How do you move hay bale baskets any distance?

Ken Macfarlane

Well-known Member
I'm looking at a pair of Forage King hay baskets, you know the things that trail behind and balers and hay pushes up the chute.

They look to be about 10ft long, by 10 ft high, by nearly 10 ft wide. They are 3 hours away from me at 70 mph, and there is a 2 lane, 10 miles long bridge between us that it is extremely difficult to get oversize permits for. I would like to get them on my 27 ft flatdeck.

Is there a way to collapse them? From what I can tell they are delivered with only the tires and chute removed. It seems like they should bolt together somehow?
 
I have 2 Quality brand, on those you can pin up the hitch so the front caster wheel is off the ground, and it trails very well as a 2 wheel trailer.

Not sure it would come apart well, with that large rear openning they tend to weld them together pretty good to keep them stiff & strong. Some parts bolt together, but seems a lot is welded. On mine. Don't know about your brand.

--->Paul
 
The ones I have seen are a welded together unit. They have to be stiff to allow the back gate to open to dump. If you are getting them cheap enough, and can weld well, take a good saws-all and cut them into sections that you can haul legally. I have been using some Milwaukee blades called "the Torch". They will cut 1-2 inch tubing fast. Then when you get home weld them back together. I have done this on the older IH disks.
 
Thats what I suspected. We actually just cut up an ih disc to get it on the buyers trailer safely.

Not sure the savings on this deal are worth the hassle of cutting, loading, rewelding. Even the bridge fees are over a 100$ with the trailer.
 

Ah, PEI, the place that welcomes you with open arms to play on their island, but wait til you go home, they extort money from you to leave!

The baskets had to go over on the link...should come back over it??

The bale baskets were sold a bit here, but most are pretty well parked and not used. I can only think of one that is still used buy a guy with about 20 acres of hay that is right beside his barn.
 
I think when they're shipped, they're stacked inside each other. Atleast that's how I've seen them on a truck before. Must remove the chute and then drop one inside the other.

Donovan from Wisconsin
 
A neighbour has 6 of them, they only get used once a year, for
straw, but they don't loan, lend or rent them out. Their grain is
on an island, about 45 min round trip with a basket on so they
have three old guys in pickups shuffling baskets, and always at
least one empty waiting on the baler man. They work really well
for them.

I wish I could find some more of them, I only need 2, but three or
four would be nice. They only seem to come up for sale one at a
time. How on earth can anyone use them with only one? Drive
the baler back to the barn every 20 minutes?

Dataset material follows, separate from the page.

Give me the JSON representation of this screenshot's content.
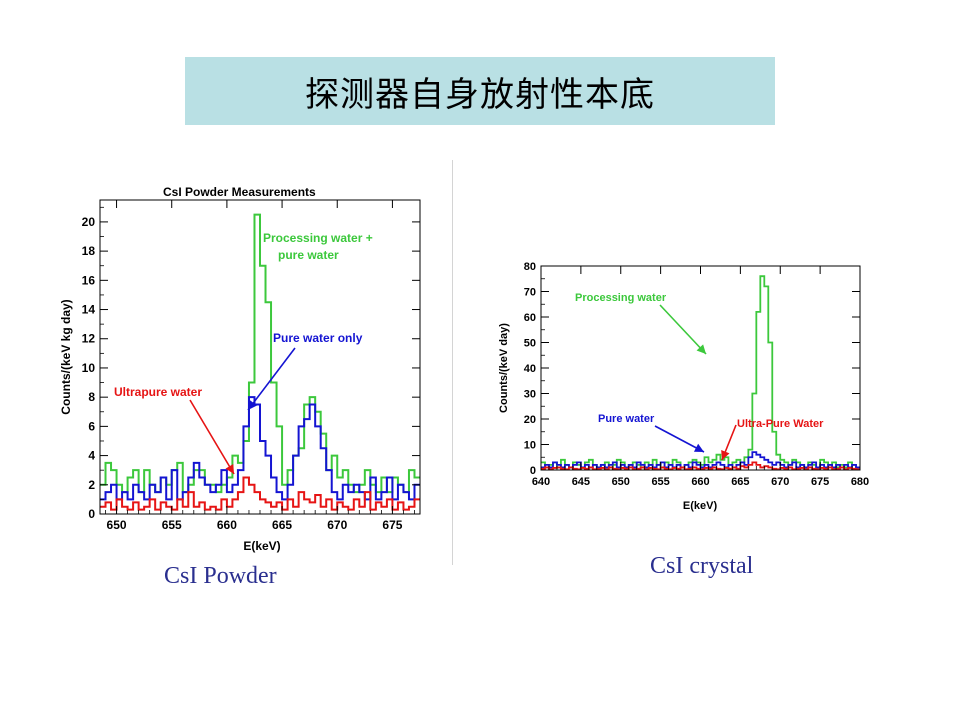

As of right now I had given up finding any so I started buying
running gears to prep for an accumulator, we have 2 x 8 ton, 3 x
4 ton, a 27 ft flat deck, and the neighbours 3 x 8 ton. Loading
these suckers by hand is not fun and we don't have a shed big
enough to pull them under cover at night so it all has to come
off and go up the elevator every night.
 
> How on earth can anyone use them with only one? Drive the baler back to the barn every 20 minutes?

I just have one. I leave the pickup in the field to run it to the barn and back. Let's just say that with a one-man operation, the equipment is NOT the limiting factor in how much hay I can put up in a day.
 
Do you just dump your days worth of hay at the base of the conveyor? I was thinking a cheap 30x40 tarp building over the area at the base of conveyor, dump the baskets inside for sending up the conveyor at any time.

Or just bite the bullet and put up a modern barn we can drive into.
 

The guy I know just dumps his on the ground at the end of the elevator and goes back to the field, and another guy tosses the hay on the elevator while he bales. His fields are right beside the barn and no road travel is required.

I'd bite the bullet and go round before messing with ANY bale baskets, throwers, accumulators, grabs etc. The money spent on equipment should pay for some changes.

We are mainly square bales....but now bale a decent chunk round. The barn is still set up for square bales....
 
We sell the hay and rounds aren't worth anything here. We did
make about 60-100 rounds a year for a few years with the
neighbours baler. I never sold any of them and just finished
feeding the last ones this winter.

I found it irritating for a few reasons, spending all the time sitting
tying, baler pickup plugging was common in really dry hay, and
picking up required quite a bit of time to load the wagons then
unload. I'm sure a bigger bale would have helped, these were
4x4's.
 

A debated selling hay as well and I might yet, but it will be squares not rounds for the same reason. I suppose a bale basket would work good for that.

I bale 4x4 and you are stopped alot in heavy hay, but it's still faster for me and only one man can get it done.